Se, como dizemos na carta ao Ministro do Departamento para o Desenvolvimento Internacional, o Governo do Reino Unido não conhece claramente os efeitos das armas que utiliza, nem, por uma questão política, sabe “o número de vítimas que elas fazem” , como pode o Governo do Reino Unido avaliar se está a conduzir as guerras no Iraque e Afeganistão de acordo com o Direito Internacional, especialmente em termos da “proporcionalidade” e dos danos ao meio ambiente? Como pode o Reino Unido saber da ilegalidade dos sistemas de armas que vende no mercado internacional, tais como os mísseis “Storm Shadow” se o próprio Departamento do Governo que supostamente avalia as mortes e as necessidades médicas das crianças e adultos no Iraque, não está a dizer a verdade?

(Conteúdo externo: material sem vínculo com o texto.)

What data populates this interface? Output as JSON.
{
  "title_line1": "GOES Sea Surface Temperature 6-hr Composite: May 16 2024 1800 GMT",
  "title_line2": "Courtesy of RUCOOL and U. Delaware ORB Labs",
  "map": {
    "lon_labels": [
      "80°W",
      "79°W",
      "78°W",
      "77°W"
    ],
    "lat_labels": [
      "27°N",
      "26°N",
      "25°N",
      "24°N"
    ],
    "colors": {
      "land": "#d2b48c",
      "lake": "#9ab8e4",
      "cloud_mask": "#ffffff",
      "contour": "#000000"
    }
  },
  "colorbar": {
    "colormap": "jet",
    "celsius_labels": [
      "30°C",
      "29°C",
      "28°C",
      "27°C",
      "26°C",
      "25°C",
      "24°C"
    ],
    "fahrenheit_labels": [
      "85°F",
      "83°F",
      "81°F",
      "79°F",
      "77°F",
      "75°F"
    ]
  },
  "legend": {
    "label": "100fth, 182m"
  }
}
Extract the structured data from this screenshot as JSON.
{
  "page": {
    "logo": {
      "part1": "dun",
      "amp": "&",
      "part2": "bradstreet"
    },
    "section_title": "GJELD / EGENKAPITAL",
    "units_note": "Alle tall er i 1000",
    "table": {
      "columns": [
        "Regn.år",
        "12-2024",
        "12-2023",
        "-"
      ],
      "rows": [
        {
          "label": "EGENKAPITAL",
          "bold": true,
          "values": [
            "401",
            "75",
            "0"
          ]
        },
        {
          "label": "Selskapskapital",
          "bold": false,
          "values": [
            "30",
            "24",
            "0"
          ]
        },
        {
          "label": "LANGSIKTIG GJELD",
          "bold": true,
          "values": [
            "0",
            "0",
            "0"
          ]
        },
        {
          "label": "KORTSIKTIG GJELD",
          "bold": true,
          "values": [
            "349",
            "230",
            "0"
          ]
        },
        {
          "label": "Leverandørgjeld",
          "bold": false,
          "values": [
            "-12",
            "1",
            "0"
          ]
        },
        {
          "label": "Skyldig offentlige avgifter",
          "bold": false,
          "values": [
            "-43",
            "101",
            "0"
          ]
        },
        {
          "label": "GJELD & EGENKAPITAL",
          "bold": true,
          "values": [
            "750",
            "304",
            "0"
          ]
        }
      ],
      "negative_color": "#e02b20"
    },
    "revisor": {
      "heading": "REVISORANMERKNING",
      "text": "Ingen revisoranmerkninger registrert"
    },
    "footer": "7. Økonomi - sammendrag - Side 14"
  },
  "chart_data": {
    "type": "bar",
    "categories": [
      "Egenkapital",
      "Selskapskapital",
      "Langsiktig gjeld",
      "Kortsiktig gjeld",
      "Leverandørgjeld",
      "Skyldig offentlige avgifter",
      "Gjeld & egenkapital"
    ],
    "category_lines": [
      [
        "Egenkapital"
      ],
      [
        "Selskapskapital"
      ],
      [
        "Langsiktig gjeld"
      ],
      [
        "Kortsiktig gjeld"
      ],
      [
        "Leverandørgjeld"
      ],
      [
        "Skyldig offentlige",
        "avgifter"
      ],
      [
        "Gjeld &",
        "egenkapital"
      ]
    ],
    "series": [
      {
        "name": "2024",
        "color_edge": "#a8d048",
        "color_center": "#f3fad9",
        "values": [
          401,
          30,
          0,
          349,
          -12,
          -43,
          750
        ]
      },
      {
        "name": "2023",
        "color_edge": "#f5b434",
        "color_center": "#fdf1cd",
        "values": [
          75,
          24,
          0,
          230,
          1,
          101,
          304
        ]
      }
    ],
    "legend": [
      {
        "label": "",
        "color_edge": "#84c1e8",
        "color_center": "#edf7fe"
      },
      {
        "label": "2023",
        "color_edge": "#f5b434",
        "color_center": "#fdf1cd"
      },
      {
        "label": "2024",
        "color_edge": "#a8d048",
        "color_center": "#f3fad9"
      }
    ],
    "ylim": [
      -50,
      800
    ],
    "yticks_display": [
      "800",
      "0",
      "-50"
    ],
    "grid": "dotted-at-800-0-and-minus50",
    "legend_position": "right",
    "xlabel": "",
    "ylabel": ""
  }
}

Nós exigimos da Assembleia Geral da ONU o seguinte:
- Reconhecer que há um grave problema em relação ao número sem precedentes de defeitos de nascimento e casos de cancro no Iraque, especialmente em Fallujah, Basra, Bagdade e Al-Najaf.
- Criar um comité independente para conduzir uma investigação detalhada sobre o problema do aumento do número de defeitos de nascimento e de cancrosno Iraque.
- Proceder à limpeza de materiais tóxicos usados pelas forças de ocupação, incluindo o urânio empobrecido e fósforo branco.
- Impedir a entrada de crianças e adultos em áreas contaminadas para minimizar a exposição àqueles perigos.
- Investigar se foram cometidos crimes de guerra ou crimes contra a humanidade e assim defender a Carta das Nações Unidas, o Tratado de Genebra, as Convenções de Haia e o Estatuto de Roma do Tribunal Penal Internacional.